Como sabemos, el camino de la victoria ha estado repleto de trampas: elecciones a la Asamblea de Madrid, problemas internos en el partido a raíz de la formación del Gobierno tripartito en Catalunya, tensiones debidas al recambio generacional. Todo lo ha ido resolviendo Zapatero con pasmosa serenidad. Tuvo, además, dos grandes aciertos tácticos que, probablemente, a la postre, han resultado clave en el buen resultado final: formar un consejo de asesores de prestigio para visualizar un futuro gobierno que inspirara confianza y arriesgarse a afirmar que no optaría a la presidencia si el PSOE no obtenía un voto más que el PP. El astuto Zapatero, ante las críticas públicas o privadas de muchos de sus partidarios, sólo quería adquirir con estas medidas algo que todavía le faltaba: credibilidad de gobierno.
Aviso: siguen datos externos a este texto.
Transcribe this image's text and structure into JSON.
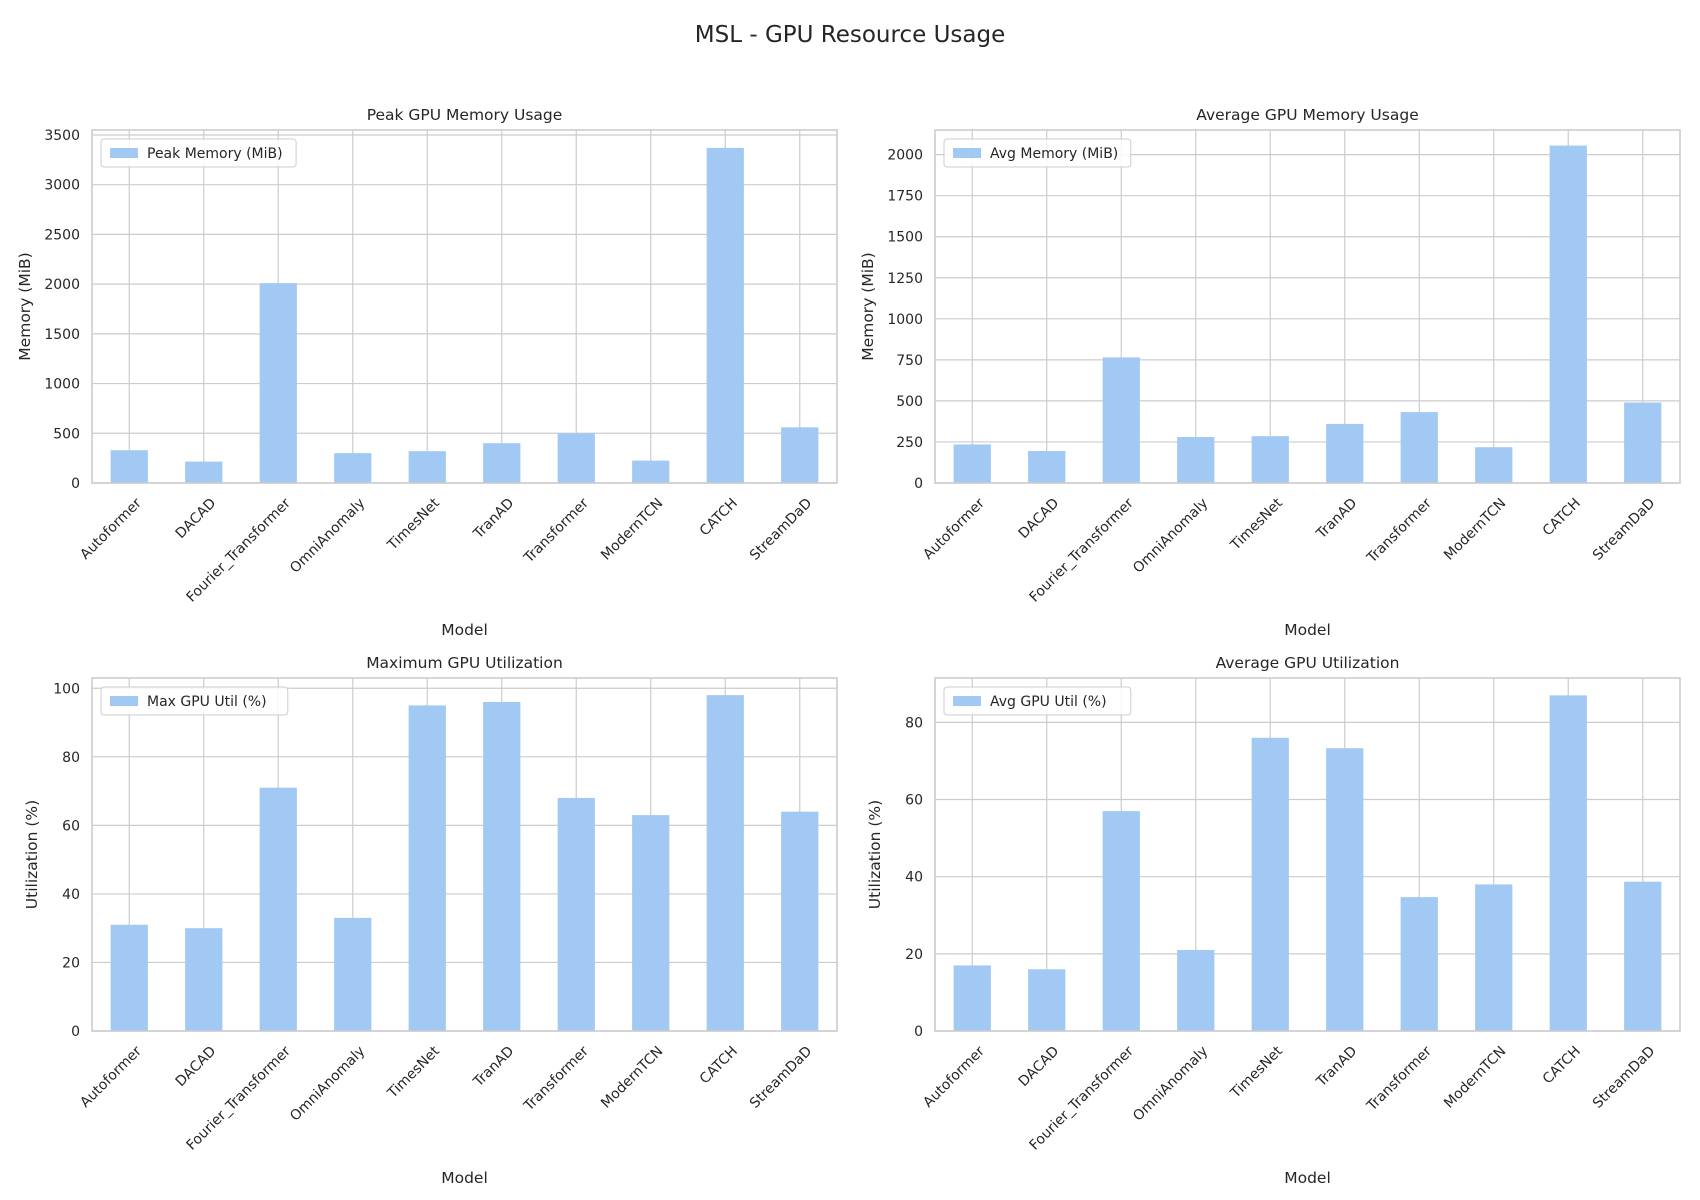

Hoy no sólo tiene credibilidad sino también autoridad. Ha demostrado convicciones profundas y capacidad para razonarlas de forma comprensible para todos. Y en las próximas semanas puede lograr cosas prodigiosas. Por ejemplo, que la ONU se haga cargo de la situación en Iraq, que se entre en una nueva etapa de la unidad europea aprobando una nueva Constitución, que haya tantas mujeres como hombres en su Gobierno o que se inaugure una nueva etapa autonómica en la que los presidentes de las comunidades se reúnan periódicamente.
Todo ello lo lleva a cabo Zapatero –que en eso es la contrafigura de Aznar– sin levantar la voz ni torcer el gesto, con la pasmosa facilidad de quien honestamente sabe trasmitir confianza.
en eso se diferencia la nobleza de la ordinariez......... así que el Sr. Aznar vaya anotando todo lo que le falló en la presidencia....
BEXETS!!
Cuando un lider, nos muestra sus valores y su carisma nos conquista, promete una larga vida política y la vida política, supone gobernar para sabios e ingnorantes, para hombres honestos y para cretinos, para ciudadanos coherentes y para perfectos BOTIFLERS. Carreras, deja de flotar como un corcho... se coherente y no una veleta que gira donde soplan los vientos.